Kit Wai Chan - Fotolia
Startup Hammerspace is taking aim at data silos with its new SaaS product that claims to give companies access to their unstructured data whenever and wherever they need it across on-premises and public cloud sites.
As Hammerspace CEO David Flynn likes to say, "We think data should be like the air you breathe."
Flynn is no stranger to newfangled technology ideas. He co-founded PCI Express flash pioneer Fusion-io -- acquired by SanDisk in 2014 -- based on the premise that data should be close to the processor. He moved on to start the data virtualization startup Primary Data with an executive team that included Fusion-io veterans Lance Smith and Rick White. Apple co-founder Steve Wozniak served as chief scientist of Fusion-io and Primary Data.
Primary Data suspended operations in January when its financial backers pulled the plug. But angel investors supplied a lifeline, enabling Primary Data's technology to live on in the new Hammerspace data-as-a-service product. Hammerspace's 25-person staff features Primary Data's most talented developers, including CTO Trond Myklebust, the chief Linux kernel maintainer for NFS, according to Flynn.
Shift to cloud focus
Flynn now thinks Primary Data was "somewhat doomed to fail" with its focus on a single data center, traditional IT and infrastructure operators. In contrast, Hammerspace can run in the cloud and provide a control plane for file- and object-hosted data spanning on-premises and public cloud environments.
"The Primary Data technology worked fine. It's just nobody was interested in that," Flynn said. "They were interested in moving to hybrid cloud."

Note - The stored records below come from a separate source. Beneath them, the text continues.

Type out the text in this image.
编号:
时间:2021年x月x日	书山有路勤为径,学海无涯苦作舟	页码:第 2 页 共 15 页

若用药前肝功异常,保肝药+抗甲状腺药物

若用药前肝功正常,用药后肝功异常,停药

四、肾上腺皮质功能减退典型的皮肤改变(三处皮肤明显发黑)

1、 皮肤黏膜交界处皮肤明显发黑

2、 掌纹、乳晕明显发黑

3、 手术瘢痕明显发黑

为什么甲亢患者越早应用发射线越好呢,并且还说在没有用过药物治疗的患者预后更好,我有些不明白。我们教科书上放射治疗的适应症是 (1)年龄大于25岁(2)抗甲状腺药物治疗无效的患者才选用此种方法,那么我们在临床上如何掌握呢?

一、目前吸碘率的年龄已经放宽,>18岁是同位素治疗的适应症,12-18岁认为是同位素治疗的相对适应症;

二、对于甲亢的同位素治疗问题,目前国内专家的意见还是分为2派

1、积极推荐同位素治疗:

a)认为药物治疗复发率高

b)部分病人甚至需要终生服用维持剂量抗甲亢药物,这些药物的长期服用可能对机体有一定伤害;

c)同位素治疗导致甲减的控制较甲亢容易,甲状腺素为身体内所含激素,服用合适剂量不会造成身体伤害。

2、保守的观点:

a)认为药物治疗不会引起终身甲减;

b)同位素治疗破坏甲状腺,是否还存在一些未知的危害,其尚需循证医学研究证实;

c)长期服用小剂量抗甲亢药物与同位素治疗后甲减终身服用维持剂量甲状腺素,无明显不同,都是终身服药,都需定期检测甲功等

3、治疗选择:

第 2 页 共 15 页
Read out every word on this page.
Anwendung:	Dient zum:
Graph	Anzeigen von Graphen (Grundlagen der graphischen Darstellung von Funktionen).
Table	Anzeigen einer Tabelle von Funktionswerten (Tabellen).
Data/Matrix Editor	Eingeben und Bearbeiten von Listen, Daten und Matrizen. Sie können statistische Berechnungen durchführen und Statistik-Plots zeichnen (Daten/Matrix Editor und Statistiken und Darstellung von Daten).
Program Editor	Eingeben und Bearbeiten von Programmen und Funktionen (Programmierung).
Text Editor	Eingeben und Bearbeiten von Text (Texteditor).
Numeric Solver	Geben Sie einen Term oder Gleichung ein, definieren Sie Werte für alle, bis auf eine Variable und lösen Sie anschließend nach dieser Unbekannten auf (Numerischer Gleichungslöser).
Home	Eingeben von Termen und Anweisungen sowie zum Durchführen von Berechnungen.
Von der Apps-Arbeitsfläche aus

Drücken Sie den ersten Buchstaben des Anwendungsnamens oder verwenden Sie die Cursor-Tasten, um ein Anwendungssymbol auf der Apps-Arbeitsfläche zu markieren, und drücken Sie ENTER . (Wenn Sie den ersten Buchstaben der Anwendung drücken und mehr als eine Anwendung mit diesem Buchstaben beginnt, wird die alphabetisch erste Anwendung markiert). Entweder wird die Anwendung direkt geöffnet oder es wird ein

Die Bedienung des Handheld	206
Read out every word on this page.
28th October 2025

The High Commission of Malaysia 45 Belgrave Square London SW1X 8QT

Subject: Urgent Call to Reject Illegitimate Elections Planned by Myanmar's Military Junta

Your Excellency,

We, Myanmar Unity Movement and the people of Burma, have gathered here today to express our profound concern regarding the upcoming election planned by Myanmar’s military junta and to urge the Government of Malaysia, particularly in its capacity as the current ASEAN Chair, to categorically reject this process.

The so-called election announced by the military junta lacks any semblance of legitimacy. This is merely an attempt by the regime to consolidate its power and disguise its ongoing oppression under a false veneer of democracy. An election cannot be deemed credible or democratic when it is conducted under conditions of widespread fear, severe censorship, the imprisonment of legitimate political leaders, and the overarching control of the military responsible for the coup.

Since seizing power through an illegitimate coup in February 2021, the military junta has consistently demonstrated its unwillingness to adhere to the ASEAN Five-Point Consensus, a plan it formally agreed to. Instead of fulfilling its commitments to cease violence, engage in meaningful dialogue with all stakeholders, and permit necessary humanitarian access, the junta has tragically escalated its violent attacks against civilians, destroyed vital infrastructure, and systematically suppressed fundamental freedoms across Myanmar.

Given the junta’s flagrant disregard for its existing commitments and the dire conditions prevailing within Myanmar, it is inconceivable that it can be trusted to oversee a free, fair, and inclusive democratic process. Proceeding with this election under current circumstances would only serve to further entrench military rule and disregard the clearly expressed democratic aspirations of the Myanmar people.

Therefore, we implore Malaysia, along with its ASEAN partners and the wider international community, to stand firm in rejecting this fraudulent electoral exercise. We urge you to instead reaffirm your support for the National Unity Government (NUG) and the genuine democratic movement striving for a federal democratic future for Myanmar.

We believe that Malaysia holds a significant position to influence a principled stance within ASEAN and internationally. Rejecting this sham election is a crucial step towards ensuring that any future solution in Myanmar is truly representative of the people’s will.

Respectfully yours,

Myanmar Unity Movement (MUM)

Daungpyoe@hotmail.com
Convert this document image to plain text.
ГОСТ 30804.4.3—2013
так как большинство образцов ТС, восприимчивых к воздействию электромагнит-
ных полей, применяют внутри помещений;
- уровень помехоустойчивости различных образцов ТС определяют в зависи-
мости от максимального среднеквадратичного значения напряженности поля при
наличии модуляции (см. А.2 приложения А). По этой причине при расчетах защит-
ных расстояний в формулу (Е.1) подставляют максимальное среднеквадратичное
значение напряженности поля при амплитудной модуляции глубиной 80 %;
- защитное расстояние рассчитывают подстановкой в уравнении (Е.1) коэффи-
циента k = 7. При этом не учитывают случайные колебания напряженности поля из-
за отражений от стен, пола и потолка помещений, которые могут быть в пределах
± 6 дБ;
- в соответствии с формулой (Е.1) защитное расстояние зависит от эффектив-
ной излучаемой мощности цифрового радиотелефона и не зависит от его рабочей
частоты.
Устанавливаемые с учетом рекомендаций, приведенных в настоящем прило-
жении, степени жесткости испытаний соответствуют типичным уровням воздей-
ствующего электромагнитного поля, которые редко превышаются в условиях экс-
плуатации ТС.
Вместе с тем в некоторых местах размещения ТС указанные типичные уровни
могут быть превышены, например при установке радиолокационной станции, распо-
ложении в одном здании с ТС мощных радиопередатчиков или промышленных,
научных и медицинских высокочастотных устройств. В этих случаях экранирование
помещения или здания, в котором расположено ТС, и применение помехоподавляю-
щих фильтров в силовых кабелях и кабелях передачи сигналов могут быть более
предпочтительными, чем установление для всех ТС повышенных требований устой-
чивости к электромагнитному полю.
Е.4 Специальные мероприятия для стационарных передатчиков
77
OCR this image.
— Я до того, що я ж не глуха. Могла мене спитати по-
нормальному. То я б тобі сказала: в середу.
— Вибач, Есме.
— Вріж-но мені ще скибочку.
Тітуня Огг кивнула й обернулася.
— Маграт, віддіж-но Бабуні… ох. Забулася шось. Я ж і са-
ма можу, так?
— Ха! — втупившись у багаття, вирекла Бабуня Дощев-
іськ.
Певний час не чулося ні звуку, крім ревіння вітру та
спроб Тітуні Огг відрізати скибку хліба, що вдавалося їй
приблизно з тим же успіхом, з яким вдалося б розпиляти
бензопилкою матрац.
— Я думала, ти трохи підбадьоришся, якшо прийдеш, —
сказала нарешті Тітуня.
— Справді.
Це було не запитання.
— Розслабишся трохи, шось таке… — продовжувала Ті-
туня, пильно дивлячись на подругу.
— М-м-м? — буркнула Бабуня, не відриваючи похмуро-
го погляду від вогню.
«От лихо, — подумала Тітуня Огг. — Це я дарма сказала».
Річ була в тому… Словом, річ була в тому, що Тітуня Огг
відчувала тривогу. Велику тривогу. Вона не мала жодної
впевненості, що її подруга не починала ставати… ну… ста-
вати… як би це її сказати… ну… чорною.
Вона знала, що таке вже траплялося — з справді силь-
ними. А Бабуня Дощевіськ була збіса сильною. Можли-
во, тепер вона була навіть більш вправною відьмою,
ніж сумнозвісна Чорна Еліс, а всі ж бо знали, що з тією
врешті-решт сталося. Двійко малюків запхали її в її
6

Like Primary Data, Hammerspace separates the control path from the data path to enable the software to manage files and objects independent of the underlying storage infrastructure. A metadata engine points to storage systems and extracts information about the data. When the user needs to access data, the metadata service supplies its physical location.
Hammerspace is blazing new trails in the way it collects and uses metadata. Flynn said the product enables a "quantum leap of sophistication" over what traditional Portable Operating System Interface file systems and object stores can do.
Hammerspace's metadata contains not only trivial information such as a file's creation date or the last time it changed, but it can also add attributes, tags, labels and keywords to help users identify and find the information they need faster without having to open files. Users can also define and program the metadata.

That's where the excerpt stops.